MotoGP

MotoGP - Johann Zarco: Muss in Sepang in die Top-7 fahren

Johann Zarco will in Malaysia beweisen, dass er in die MotoGP gehört. Dazu ist mindestens ein Platz in den Top-7 notwendig, denkt er.
von Sophie Riga

Motorsport-Magazin.com - In Malaysia bekommt Johann Zarco die zweite Chance, sich als MotoGP-Pilot für die Zukunft zu beweisen. Nach Takaaki Nakagamis erfolgreicher Schulter-OP springt der Franzose noch in Malaysia und Valencia ein und will sich im besten Fall wieder für einen Platz als Stammpilot in der MotoGP empfehlen. Dazu ist mindestens ein Top-7-Ergebnis von Nöten, glaubt Zarco.

"Eines meiner Ziele ist es, Pol zu schlagen", erklärt Zarco am Donnerstag in seiner Presserunde. Besser abzuschneiden als sein ehemaliger KTM-Teamkollege wäre für den Franzosen sicher ein persönlicher Triumph. "Aber ich denke, ich muss es in die Top-7 schaffen, um zu zeigen, dass ich ein Typ fürs Rennen bin und mit den Top-Fahrern mithalten kann", so Zarco weiter.

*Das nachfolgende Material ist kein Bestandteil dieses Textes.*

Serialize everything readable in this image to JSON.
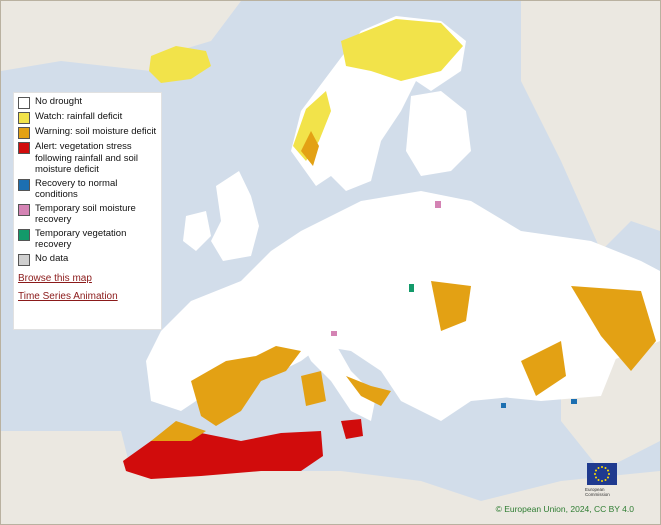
{
  "legend": {
    "items": [
      {
        "label": "No drought",
        "color": "#ffffff"
      },
      {
        "label": "Watch: rainfall deficit",
        "color": "#f2e34a"
      },
      {
        "label": "Warning: soil moisture deficit",
        "color": "#e3a114"
      },
      {
        "label": "Alert: vegetation stress following rainfall and soil moisture  deficit",
        "color": "#d10c0c"
      },
      {
        "label": "Recovery to normal conditions",
        "color": "#1c6fb1"
      },
      {
        "label": "Temporary soil moisture recovery",
        "color": "#d483b4"
      },
      {
        "label": "Temporary vegetation recovery",
        "color": "#139a6a"
      },
      {
        "label": "No data",
        "color": "#cfcfcf"
      }
    ],
    "links": {
      "browse": "Browse this map",
      "animation": "Time Series Animation"
    }
  },
  "credit": "© European Union, 2024, CC BY 4.0",
  "logo": {
    "caption_line1": "European",
    "caption_line2": "Commission"
  },
  "colors": {
    "sea": "#d2ddea",
    "land_outside": "#ebe8e1",
    "border": "#b9b1a0"
  }
}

Das er zurück in die MotoGP möchte, daraus machte er zuletzt keinen Hehl. Gerade in seiner Auszeit habe er realisiert, dass er nichts anderes tun möchte als Rennen zu fahren, erklärte Zarco. Und um sich dafür in die bestmöglichste Ausgangslage zu bringen, ist ein Ergebnis unter den besten sieben Piloten von Nöten, glaubt der Franzose. "Und selbst wenn ich es in die Top-7 schaffe und Pol Fünfter wird, dann freue ich mich für uns beide", lacht er.

Dieses Ziel zu erreichen wird aber keinesfalls ein Spaziergang. Bei seinem ersten Einsatz im LCR-Team auf Phillip Island wurde Zarco 13. "Ich habe keine Wunder auf der Honda vollbracht, aber ich habe mich auch nicht blamiert", schätzt der Franzose diese Leistung ein. Besser als sein möglicher Konkurrent auf den Platz im Honda-Werksteam, Jorge Lorenzo, schnitt er allerdings ab. Der Spanier ist aktuell so schlecht wie nie zuvor in seiner MotoGP-Karriere unterwegs und erntet Kritik und Spott.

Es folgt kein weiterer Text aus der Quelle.